Making wine is a process. The first step is to stomp the grapes into juice, which pulls out tannins, the stuff that makes red wine bitter and caustic—like Vesemir always was before breakfast. After crushing, we ferment juice and grape pulp, which trades the sweetness for alcohol. Then, some of the fermented pulp gets pressed to add more acidic juice to the wine.
The workers taste the wine throughout, looking for acid, sweetness, and tannins. Getting a good balance between these qualities takes trial and error. The majordomo, for all his good qualities, isn’t interested in keeping track of the combinations we try out. I started keeping a notebook at my desk, writing down combinations. This year’s batch will be Acid: 5; Sweetness: 3; Tannins: 4. I scratch out 5/3/4 in my notebook to remember for next year. Last year we tried 4/3/4. It was good, but again the locals thought the acid was too low.
In time, we’ll be able to afford better barrels that age wine to perfection and a big grinder that pulls more tannins out of the grapes. They seem like luxuries, but those things will help us hit recipes no matter what happens with the harvest. For now, we can only do what we can with the grapes the weather gives us. Sometimes it’s good wine, sometimes it’s bad, but booze will always sell.
I got a note from the mayor that he’d like to visit the estate. The weather was perfect this year, so I thought we’d have wine worth showing off. Sales are fine and the weather has been good enough, but another powerful local friend would be worth the trouble—even if it meant an evening wearing tights. After the harvest, we invited the mayor to share a bottle. He loved it, and offered a hefty sack of coin as a "government grant," wink wink.
War looms, but for once I’m not marching off to join in the mess. A stressed-out Nilfgaardian quartermaster visited the estate, asking us to donate wine to the army. Local wine distributors in Toussaint are picky—we have to be careful to send them really good wine and sell bad batches to the peasants—but the quartermaster insisted that any purple alcohol will do.
The quartermaster’s timing is good.

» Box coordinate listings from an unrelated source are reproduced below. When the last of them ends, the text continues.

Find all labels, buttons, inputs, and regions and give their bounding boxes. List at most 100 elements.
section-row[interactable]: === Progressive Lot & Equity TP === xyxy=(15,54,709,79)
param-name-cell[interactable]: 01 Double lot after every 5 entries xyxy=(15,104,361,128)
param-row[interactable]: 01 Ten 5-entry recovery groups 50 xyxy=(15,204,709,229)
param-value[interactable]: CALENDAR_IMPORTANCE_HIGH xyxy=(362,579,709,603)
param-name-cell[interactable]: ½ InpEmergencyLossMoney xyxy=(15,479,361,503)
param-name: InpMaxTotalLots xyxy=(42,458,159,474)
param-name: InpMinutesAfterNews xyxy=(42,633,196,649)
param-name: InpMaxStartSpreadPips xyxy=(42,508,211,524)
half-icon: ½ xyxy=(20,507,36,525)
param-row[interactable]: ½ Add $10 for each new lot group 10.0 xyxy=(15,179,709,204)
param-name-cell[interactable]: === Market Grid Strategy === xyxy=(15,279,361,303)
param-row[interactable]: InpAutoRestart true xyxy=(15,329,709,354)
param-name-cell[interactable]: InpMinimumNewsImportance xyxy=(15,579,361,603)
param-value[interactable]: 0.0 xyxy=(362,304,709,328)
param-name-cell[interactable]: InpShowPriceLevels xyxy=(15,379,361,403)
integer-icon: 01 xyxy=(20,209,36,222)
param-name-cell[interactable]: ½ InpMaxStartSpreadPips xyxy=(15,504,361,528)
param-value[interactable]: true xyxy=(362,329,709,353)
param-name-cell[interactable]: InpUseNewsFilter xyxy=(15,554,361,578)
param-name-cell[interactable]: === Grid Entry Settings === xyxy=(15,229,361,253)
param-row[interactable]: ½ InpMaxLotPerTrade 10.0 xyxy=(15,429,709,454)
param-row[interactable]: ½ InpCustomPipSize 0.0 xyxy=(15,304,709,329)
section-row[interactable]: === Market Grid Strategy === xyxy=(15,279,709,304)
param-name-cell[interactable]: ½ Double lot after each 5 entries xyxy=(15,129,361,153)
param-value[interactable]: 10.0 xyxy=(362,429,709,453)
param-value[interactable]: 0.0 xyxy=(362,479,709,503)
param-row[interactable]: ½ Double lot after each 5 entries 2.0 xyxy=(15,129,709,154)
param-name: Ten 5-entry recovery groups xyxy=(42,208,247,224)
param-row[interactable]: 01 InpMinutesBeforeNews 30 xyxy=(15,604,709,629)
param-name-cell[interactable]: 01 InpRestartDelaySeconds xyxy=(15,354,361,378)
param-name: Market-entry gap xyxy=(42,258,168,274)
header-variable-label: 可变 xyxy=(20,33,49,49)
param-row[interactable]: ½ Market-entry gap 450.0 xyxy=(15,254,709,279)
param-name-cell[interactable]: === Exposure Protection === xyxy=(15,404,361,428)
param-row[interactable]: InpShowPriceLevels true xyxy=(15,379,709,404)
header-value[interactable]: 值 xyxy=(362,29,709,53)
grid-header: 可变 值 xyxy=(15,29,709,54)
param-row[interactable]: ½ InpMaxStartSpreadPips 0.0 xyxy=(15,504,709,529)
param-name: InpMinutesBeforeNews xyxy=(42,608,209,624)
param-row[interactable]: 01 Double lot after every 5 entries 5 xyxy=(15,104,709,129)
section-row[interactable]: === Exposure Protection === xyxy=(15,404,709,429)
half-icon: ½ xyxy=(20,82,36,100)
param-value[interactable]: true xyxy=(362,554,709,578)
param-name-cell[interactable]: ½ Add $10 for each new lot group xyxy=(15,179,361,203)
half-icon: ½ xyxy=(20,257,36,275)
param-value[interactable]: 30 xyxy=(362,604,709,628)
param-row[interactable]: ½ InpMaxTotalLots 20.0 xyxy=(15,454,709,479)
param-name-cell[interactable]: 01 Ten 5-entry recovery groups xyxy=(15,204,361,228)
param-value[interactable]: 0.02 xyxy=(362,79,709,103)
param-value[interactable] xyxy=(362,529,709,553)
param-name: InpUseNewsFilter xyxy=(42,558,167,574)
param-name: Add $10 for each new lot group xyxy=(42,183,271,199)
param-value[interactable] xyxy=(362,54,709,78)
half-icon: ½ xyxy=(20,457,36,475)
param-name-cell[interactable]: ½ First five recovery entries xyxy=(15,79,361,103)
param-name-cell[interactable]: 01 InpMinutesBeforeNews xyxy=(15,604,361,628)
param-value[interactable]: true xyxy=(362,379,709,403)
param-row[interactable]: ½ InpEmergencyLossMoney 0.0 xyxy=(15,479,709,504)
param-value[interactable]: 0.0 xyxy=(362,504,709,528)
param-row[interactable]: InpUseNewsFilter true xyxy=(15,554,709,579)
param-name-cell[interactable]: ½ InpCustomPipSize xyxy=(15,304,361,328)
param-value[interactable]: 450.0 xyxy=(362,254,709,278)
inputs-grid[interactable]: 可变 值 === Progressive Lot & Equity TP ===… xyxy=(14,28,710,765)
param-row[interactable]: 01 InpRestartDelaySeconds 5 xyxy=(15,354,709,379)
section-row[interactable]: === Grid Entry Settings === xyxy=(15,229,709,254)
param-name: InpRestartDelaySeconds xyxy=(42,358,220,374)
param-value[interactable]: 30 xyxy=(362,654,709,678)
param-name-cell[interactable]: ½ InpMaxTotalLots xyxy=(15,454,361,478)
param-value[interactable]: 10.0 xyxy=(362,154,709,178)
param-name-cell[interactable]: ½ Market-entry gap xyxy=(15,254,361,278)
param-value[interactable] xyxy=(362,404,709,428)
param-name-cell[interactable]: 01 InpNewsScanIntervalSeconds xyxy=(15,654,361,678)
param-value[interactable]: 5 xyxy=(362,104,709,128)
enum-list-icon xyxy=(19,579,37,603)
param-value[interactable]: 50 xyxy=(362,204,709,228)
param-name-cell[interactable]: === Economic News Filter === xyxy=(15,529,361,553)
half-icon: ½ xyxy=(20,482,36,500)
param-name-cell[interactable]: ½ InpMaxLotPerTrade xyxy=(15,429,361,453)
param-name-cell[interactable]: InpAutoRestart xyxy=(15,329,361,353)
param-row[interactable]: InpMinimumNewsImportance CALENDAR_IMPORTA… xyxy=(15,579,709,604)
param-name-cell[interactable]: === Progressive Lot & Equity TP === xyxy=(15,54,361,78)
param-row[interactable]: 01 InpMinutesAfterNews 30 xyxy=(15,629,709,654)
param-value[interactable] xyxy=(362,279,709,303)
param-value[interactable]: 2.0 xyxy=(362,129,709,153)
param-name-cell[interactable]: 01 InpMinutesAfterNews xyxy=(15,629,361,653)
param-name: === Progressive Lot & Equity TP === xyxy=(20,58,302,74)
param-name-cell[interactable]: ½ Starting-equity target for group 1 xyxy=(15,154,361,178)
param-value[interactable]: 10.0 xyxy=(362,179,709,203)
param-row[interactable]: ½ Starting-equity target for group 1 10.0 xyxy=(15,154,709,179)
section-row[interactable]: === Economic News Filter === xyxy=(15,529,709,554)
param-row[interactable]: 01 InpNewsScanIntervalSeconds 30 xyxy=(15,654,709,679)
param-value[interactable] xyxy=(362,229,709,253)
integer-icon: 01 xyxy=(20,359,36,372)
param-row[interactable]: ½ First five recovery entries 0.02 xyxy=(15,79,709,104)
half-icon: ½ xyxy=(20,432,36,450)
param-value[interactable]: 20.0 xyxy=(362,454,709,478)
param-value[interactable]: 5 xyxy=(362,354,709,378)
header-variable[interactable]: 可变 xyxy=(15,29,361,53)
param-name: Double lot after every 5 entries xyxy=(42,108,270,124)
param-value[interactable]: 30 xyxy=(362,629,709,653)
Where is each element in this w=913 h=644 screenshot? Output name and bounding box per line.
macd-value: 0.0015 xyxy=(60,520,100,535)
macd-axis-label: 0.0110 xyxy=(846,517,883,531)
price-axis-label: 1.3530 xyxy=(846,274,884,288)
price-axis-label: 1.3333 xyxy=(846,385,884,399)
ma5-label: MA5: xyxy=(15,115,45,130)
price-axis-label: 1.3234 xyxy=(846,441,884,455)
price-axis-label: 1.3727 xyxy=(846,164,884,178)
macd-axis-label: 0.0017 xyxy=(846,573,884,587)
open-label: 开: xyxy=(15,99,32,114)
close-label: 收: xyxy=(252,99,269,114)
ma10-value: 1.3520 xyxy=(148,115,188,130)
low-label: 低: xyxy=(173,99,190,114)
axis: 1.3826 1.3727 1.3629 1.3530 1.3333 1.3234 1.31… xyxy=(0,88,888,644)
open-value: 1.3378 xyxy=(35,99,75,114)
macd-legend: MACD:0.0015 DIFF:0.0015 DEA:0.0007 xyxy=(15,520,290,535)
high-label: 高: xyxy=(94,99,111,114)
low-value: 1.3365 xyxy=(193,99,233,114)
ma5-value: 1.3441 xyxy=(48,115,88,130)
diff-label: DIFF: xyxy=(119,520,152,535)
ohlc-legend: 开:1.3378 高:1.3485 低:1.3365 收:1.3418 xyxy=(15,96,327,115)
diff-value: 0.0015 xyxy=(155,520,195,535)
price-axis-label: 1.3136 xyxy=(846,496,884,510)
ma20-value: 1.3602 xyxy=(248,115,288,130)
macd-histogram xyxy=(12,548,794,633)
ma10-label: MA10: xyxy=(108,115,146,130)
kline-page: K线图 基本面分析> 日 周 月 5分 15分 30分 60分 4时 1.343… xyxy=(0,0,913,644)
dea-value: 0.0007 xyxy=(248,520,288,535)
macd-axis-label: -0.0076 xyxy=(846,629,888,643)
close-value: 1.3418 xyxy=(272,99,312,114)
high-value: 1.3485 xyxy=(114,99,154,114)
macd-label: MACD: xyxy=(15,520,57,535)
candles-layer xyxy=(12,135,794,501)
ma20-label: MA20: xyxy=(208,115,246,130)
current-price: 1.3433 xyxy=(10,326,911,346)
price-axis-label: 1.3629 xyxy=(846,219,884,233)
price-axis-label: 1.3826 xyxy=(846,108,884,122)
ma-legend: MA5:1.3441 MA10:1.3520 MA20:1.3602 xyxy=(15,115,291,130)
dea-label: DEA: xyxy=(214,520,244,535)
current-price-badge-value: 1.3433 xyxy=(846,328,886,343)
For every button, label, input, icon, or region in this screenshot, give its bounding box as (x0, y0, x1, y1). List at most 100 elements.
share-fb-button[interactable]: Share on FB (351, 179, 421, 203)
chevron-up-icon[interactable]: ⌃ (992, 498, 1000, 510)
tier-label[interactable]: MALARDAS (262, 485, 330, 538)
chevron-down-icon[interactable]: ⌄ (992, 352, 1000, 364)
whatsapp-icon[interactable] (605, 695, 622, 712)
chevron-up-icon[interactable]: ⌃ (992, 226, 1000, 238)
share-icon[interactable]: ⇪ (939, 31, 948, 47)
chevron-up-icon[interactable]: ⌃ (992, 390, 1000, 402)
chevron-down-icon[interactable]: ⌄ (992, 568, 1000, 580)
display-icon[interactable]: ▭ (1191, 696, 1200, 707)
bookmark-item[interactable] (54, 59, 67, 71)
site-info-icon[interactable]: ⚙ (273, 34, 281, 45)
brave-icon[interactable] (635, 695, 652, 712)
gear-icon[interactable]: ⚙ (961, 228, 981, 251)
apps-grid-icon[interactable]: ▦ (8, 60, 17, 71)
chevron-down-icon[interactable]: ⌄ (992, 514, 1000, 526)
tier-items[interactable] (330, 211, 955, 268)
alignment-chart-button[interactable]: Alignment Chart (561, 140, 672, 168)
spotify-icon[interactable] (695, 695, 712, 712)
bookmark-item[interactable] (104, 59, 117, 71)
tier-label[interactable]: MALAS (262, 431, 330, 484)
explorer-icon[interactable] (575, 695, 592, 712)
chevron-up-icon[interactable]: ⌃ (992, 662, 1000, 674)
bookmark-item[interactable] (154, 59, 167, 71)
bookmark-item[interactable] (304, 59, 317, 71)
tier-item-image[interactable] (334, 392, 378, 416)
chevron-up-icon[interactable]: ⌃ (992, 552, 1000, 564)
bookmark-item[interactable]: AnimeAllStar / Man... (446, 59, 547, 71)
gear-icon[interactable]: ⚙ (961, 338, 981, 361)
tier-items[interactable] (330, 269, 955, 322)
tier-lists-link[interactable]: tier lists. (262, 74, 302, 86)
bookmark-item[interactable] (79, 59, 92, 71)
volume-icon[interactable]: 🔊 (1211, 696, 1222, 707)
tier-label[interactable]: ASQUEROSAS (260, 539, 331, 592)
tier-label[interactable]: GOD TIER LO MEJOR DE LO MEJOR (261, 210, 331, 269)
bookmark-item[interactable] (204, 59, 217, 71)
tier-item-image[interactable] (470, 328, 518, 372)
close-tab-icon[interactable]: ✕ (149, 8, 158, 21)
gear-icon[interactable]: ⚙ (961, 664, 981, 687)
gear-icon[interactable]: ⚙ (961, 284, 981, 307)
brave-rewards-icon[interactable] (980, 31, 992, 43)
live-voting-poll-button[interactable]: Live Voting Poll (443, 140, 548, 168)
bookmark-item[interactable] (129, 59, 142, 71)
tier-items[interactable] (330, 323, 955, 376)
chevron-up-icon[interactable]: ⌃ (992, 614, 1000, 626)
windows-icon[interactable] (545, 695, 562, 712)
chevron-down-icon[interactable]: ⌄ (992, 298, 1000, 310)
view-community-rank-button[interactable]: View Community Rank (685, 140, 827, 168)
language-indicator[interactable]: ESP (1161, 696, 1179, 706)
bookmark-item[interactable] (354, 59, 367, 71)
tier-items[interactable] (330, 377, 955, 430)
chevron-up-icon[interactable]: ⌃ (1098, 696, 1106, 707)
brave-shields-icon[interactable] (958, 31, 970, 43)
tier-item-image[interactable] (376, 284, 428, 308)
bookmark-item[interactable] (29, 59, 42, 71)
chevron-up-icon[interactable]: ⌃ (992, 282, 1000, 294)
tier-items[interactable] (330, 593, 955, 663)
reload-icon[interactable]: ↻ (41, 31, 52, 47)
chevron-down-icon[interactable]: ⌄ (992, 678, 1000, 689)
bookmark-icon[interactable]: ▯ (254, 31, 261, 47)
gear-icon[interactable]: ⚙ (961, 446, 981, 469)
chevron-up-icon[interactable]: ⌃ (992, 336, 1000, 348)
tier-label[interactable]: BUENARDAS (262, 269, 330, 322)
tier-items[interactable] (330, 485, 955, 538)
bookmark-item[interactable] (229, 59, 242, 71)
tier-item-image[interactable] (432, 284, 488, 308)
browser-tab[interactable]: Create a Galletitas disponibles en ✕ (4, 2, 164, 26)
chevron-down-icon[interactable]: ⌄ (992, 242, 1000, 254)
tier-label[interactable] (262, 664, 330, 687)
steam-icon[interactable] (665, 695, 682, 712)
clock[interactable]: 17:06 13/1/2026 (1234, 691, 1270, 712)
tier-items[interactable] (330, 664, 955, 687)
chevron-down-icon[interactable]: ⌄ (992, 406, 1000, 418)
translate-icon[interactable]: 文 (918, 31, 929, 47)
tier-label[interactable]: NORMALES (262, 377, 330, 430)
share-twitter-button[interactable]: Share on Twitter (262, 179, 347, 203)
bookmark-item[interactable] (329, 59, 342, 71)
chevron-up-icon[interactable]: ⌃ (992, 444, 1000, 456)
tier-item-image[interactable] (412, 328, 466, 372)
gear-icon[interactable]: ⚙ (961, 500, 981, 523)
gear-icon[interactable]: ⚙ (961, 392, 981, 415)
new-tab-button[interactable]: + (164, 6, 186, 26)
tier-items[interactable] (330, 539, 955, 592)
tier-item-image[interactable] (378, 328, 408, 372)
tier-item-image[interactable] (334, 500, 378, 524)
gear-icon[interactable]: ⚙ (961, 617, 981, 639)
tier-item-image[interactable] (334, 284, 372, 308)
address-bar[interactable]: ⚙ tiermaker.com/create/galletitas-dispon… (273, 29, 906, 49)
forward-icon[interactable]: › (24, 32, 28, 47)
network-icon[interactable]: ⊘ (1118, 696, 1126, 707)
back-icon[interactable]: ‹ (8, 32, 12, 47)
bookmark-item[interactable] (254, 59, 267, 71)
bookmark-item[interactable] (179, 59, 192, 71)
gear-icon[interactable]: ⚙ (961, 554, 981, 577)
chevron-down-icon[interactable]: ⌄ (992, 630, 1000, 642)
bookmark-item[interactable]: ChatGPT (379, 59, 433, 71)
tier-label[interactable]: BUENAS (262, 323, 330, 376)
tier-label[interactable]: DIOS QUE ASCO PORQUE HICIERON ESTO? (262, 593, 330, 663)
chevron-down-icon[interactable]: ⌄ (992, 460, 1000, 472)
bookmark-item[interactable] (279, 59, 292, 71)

Instead of letting this year’s overripe, sunburned grapes go to waste, we turn them into the most disgusting toilet water ever to be bottled in Toussaint. I send 3,000 bottles of the Corvo Bianco Moehoen Special 1287—named for the Nilfgaardians’ prick of a Field Marshal—to the Black Ones with my insincerest compliments.
For years, our wines were bottled and sold year by year, with a few special cases set aside for a few years down the line. The workers just finished rolling in the new aging barrels—made of “white oak” from a far-off land, “America”—and now wine becomes a long game. Planning ahead and aging wines to be bottled five, ten, or thirty years in the future is strange for an old man who expected to die young by the sword. Most times, I made my choice and never looked back. Now, I worry. It’s a new thing.
I’ve spent all this time expanding the vineyard and perfecting one type of wine, but some nearby soil might be good for different types of grapes: merlot, chardonnay, pinot noir. I’ve only just started to fill in the bestiary for my new world.
Micromanaging the vineyard workers is still a pain in the ass, and the majordomo still isn’t interested in keeping track of important details, so my notebook has grown thick and dog-eared. Still, watching the years roll by over these lovely hills with a glass of wine in-hand—well, life could be worse. It pretty much always was.
We won an award today. Finally nailed down the perfect recipe, and last year’s batch got happy reviews from the royal court. I set aside some for this year’s local wine awards, and the Corvo Bianco Red 1295 was named the best in all of Toussaint. People are offering absurd prices for the remaining bottles, so I’m releasing them a dozen at a time to help the 1295 grow into legend. Dandelion isn't the only one who can build a myth when he wants to.
Corvio Bianco now has its own tavern where I can sell wine directly, and a few years of good harvests have filled my pockets and spread our reputation. Not bad for an abandoned boy raised on the stone floor of Kaer Morhen. Not bad at all.